Fr, 27. November 2020

Zell im Wiesental

Die Stadt Zell hat ihren Fuhrpark mit einem neuen Transporter für die Feuerwehr und zwei Unimogs für den Bauhof aufgefrischt.

. Neu motorisiert sind Bauhof und Feuerwehr nun in Zell unterwegs: Am Mittwochnachmittag stellte die Stadtverwaltung der Öffentlichkeit stolz drei neue Fahrzeuge vor, die künftig zum Wohl und zur Sicherheit der Bürger durch die Straßen rollen werden. Im Bauhof parken neuerdings zwei neue Unimogs, während die Feuerwehr einen neuen Mannschaftstransporter ihr Eigen nennt. Die Stadt hat sich das eine ordentliche Summe kosten lassen.

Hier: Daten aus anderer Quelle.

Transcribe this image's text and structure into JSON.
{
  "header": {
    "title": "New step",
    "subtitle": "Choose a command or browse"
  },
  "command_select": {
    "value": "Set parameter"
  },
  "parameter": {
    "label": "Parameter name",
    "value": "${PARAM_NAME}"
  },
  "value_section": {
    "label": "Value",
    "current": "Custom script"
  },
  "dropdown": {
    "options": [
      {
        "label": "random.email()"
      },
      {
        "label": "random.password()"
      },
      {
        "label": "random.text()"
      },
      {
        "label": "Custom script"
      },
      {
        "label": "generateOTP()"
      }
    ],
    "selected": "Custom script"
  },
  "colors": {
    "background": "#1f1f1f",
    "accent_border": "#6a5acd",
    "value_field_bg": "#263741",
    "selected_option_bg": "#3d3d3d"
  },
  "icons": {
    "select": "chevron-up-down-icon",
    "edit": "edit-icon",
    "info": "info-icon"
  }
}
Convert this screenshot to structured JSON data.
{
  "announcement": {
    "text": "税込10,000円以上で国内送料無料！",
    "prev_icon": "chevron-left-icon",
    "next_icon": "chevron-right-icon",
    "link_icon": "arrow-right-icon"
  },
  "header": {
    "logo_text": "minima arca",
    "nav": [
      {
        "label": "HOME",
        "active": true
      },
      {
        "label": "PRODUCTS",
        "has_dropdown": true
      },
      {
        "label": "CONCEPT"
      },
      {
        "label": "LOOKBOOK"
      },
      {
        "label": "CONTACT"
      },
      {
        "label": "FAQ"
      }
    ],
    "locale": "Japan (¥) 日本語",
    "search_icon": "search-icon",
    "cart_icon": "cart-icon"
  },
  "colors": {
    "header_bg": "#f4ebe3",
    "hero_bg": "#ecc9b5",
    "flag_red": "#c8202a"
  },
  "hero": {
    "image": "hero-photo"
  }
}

"Wir sind ja alle nur Männer", schmunzelte Bürgermeister Peter Palme am Ende der kleinen Autoschau auf dem Rathausplatz. Mit einem breiten Grinsen hatte er sich Minuten zuvor auf den Fahrersitz eines Unimogs geschwungen, genau dorthin, wo Mitarbeiter des Bauhofs das orange Mehrzweckgefährt künftig zu seinen Bestimmungsorten lenken werden. Das dürfte in den kommenden Monaten erst einmal der Räum- und Streudienst sein, wenn im Frühjahr das Gras wieder wächst, kommen Mäharbeiten dazu.

Tobias Schmidt vom Bauhof, der sich bei der Vorstellung bei der Stadt für die Investition bedankte, und seine Kollegen können ab sofort für alle Aufgaben modernste Technik zum Einsatz bringen. "Wir haben jetzt zwei wunderschöne neue Maschinen, an denen wir hoffentlich lange Freude haben werden", sagte Schmidt. "Die bisherigen hatten ein gewisses Alter erreicht." Die zwei Unimogs, der eine mit 231 PS, der andere mit 190 PS, ersetzen ein inzwischen bald 30 Jahre altes Fahrzeug und ein etwas jüngeres, geleastes. 162 000 beziehungsweise 159 000 Euro hat die Stadt für die Anschaffung veranschlagt. Da nimmt sich der Kaufpreis für den roten Mannschaftstransporter der Feuerwehr recht bescheiden aus, der am Mittwoch auf dem Rathausplatz zwischen den Unimogs geparkt war. 44 300 Euro kostete der VW-Bus, doch damit war es nicht getan: Zwei Zeller Autohäuser arbeiteten bei dieser Beschaffung Hand in Hand. Das Autohaus Schubnell erledigte die Formalitäten rund um den Kauf, Michael Fricker vom Autohaus Karle in Zell baute den neuen Transporter nach den Bedürfnissen der Feuerwehr um. Fricker musste die komplette Inneneinrichtung maßschneidern, inklusive aller Haltevorrichtungen für die Feuerwehrausrüstung.

Dafür waren weitere 15 000 Euro fällig, sodass das Gesamtpaket annähernd genau die Summe kostete, die der Gemeinderat im Februar für das neue Feuerwehrauto genehmigt hatte – nämlich 60 000 Euro. Fast 200 PS und Allradantrieb sollen jeden Ort im Zeller Bergland auch bei Eis, Matsch und Schnee für die bis zu acht Insassen erreichbar machen. "Was lange währt, wird endlich gut", kommentierte Zells Gesamtwehrkommandant Thomas Roth die Anschaffung. Lange gedauert hatte die Inbetriebnahme vor allem auch wegen der Corona-Pandemie: "Wir hatten teilweise Verzögerungen, weil Lieferungen coronabedingt nicht kamen", erklärte Michael Fricker. Eigentlich hätte der neue Wagen im Mai fertig vom Hof der Werkstatt rollen sollen. Die Freude ist nun trotzdem groß: "Wir haben jetzt was Anständiges", sagte Bürgermeister Peter Palme. "Das ist ein gewaltiger Schritt nach vorne" – für die Männer von Bauhof und Feuerwehr.